High value foods targeted in first National Science Challenge
The government's pro-science agenda will get an election year push with the announcement of up to 10 major funding deals in areas of importance to the New Zealand economy and society in coming months.
Science and Innovation Minister Steven Joyce announced the award of funding contracts to three universities and two Crown Research Institutes for an initial five years' funding worth $30.6 million to investigate and validate the nutritional and health benefits of new, high value foods.
Among areas the High Value Nutrition Challenge will examine are the development of foods that improve suppleness, flexibility and recovery from industry and whether foods can be developed that lift levels of immunity and increase allergy tolerance.
"Food and beverages are important contributors to the growth of New Zealand exports. This challenge will focus on how New Zealand can add value through science to our primary produce," said Joyce in a statement.

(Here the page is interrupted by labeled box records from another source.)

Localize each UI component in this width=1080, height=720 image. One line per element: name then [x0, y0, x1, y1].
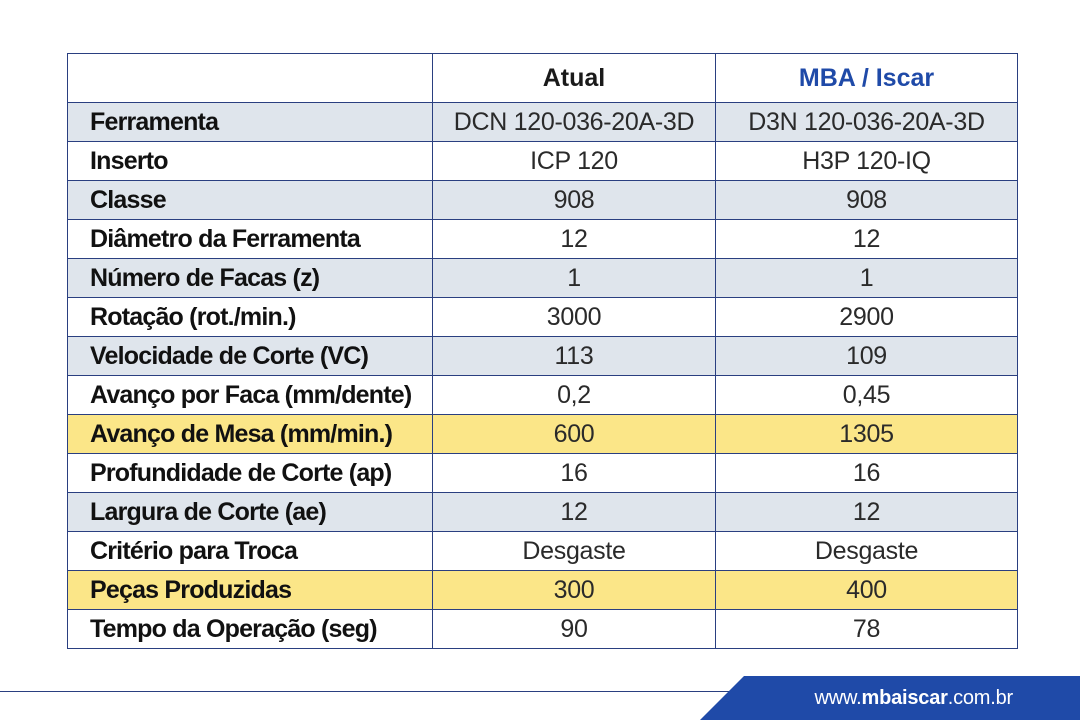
- table-row: Avanço por Faca (mm/dente) 0,2 0,45: [67, 375, 1018, 415]
- table-row: Rotação (rot./min.) 3000 2900: [67, 297, 1018, 337]
- table-row: Critério para Troca Desgaste Desgaste: [67, 531, 1018, 571]
- table-row: Tempo da Operação (seg) 90 78: [67, 609, 1018, 649]
- mba-value: 1: [715, 258, 1018, 298]
- row-label: Classe: [67, 180, 433, 220]
- url-suffix: .com.br: [947, 687, 1013, 709]
- atual-value: 12: [432, 492, 716, 532]
- table-row: Classe 908 908: [67, 180, 1018, 220]
- row-label: Rotação (rot./min.): [67, 297, 433, 337]
- table-row-highlighted: Peças Produzidas 300 400: [67, 570, 1018, 610]
- url-brand: mbaiscar: [861, 687, 948, 709]
- row-label: Peças Produzidas: [67, 570, 433, 610]
- footer-divider-line: [0, 691, 760, 692]
- row-label: Avanço de Mesa (mm/min.): [67, 414, 433, 454]
- atual-value: 300: [432, 570, 716, 610]
- mba-value: 1305: [715, 414, 1018, 454]
- table-row: Velocidade de Corte (VC) 113 109: [67, 336, 1018, 376]
- row-label: Avanço por Faca (mm/dente): [67, 375, 433, 415]
- comparison-table: Atual MBA / Iscar Ferramenta DCN 120-036…: [67, 53, 1018, 649]
- table-row-highlighted: Avanço de Mesa (mm/min.) 600 1305: [67, 414, 1018, 454]
- row-label: Profundidade de Corte (ap): [67, 453, 433, 493]
- mba-value: 12: [715, 219, 1018, 259]
- mba-value: H3P 120-IQ: [715, 141, 1018, 181]
- table-row: Profundidade de Corte (ap) 16 16: [67, 453, 1018, 493]
- footer-band: [700, 676, 1080, 720]
- row-label: Diâmetro da Ferramenta: [67, 219, 433, 259]
- row-label: Largura de Corte (ae): [67, 492, 433, 532]
- row-label: Tempo da Operação (seg): [67, 609, 433, 649]
- atual-value: 600: [432, 414, 716, 454]
- atual-value: 16: [432, 453, 716, 493]
- mba-value: Desgaste: [715, 531, 1018, 571]
- header-atual: Atual: [432, 53, 716, 103]
- table-row: Largura de Corte (ae) 12 12: [67, 492, 1018, 532]
- atual-value: 1: [432, 258, 716, 298]
- mba-value: 0,45: [715, 375, 1018, 415]
- table-row: Número de Facas (z) 1 1: [67, 258, 1018, 298]
- row-label: Ferramenta: [67, 102, 433, 142]
- footer-website-link[interactable]: www.mbaiscar.com.br: [815, 683, 1014, 713]
- mba-value: 2900: [715, 297, 1018, 337]
- mba-value: D3N 120-036-20A-3D: [715, 102, 1018, 142]
- atual-value: 12: [432, 219, 716, 259]
- url-prefix: www.: [814, 687, 862, 709]
- table-header-row: Atual MBA / Iscar: [67, 53, 1018, 103]
- row-label: Número de Facas (z): [67, 258, 433, 298]
- table-row: Ferramenta DCN 120-036-20A-3D D3N 120-03…: [67, 102, 1018, 142]
- atual-value: Desgaste: [432, 531, 716, 571]
- mba-value: 16: [715, 453, 1018, 493]
- atual-value: 90: [432, 609, 716, 649]
- atual-value: 3000: [432, 297, 716, 337]
- header-empty-cell: [67, 53, 433, 103]
- mba-value: 400: [715, 570, 1018, 610]
- atual-value: 113: [432, 336, 716, 376]
- atual-value: 0,2: [432, 375, 716, 415]
- row-label: Inserto: [67, 141, 433, 181]
- table-row: Diâmetro da Ferramenta 12 12: [67, 219, 1018, 259]
- atual-value: DCN 120-036-20A-3D: [432, 102, 716, 142]
- atual-value: ICP 120: [432, 141, 716, 181]
- atual-value: 908: [432, 180, 716, 220]
- table-row: Inserto ICP 120 H3P 120-IQ: [67, 141, 1018, 181]
- mba-value: 109: [715, 336, 1018, 376]
- mba-value: 78: [715, 609, 1018, 649]
- row-label: Critério para Troca: [67, 531, 433, 571]
- mba-value: 908: [715, 180, 1018, 220]
- row-label: Velocidade de Corte (VC): [67, 336, 433, 376]
- header-mba-iscar: MBA / Iscar: [715, 53, 1018, 103]
- mba-value: 12: [715, 492, 1018, 532]
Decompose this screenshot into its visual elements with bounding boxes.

The challenge is led by researchers from the University of Auckland, the University of Otago, Massey University, AgResearch, and Plant and Food Research and will become eligible for a further $53.2 million over five years after a review at the initial five year review point.
"Along with relevant Crown research institute core funding of $97 million over ten years, total funding for the High-Value Nutrition Challenge is up to $180.8 million over 10 years," Joyce said.
Announcements on the Deep South and Resilience to Nature's Challenges projects are advancing and proposals for the remaining seven challenges are due this month, with funding announcements set to be made through the year.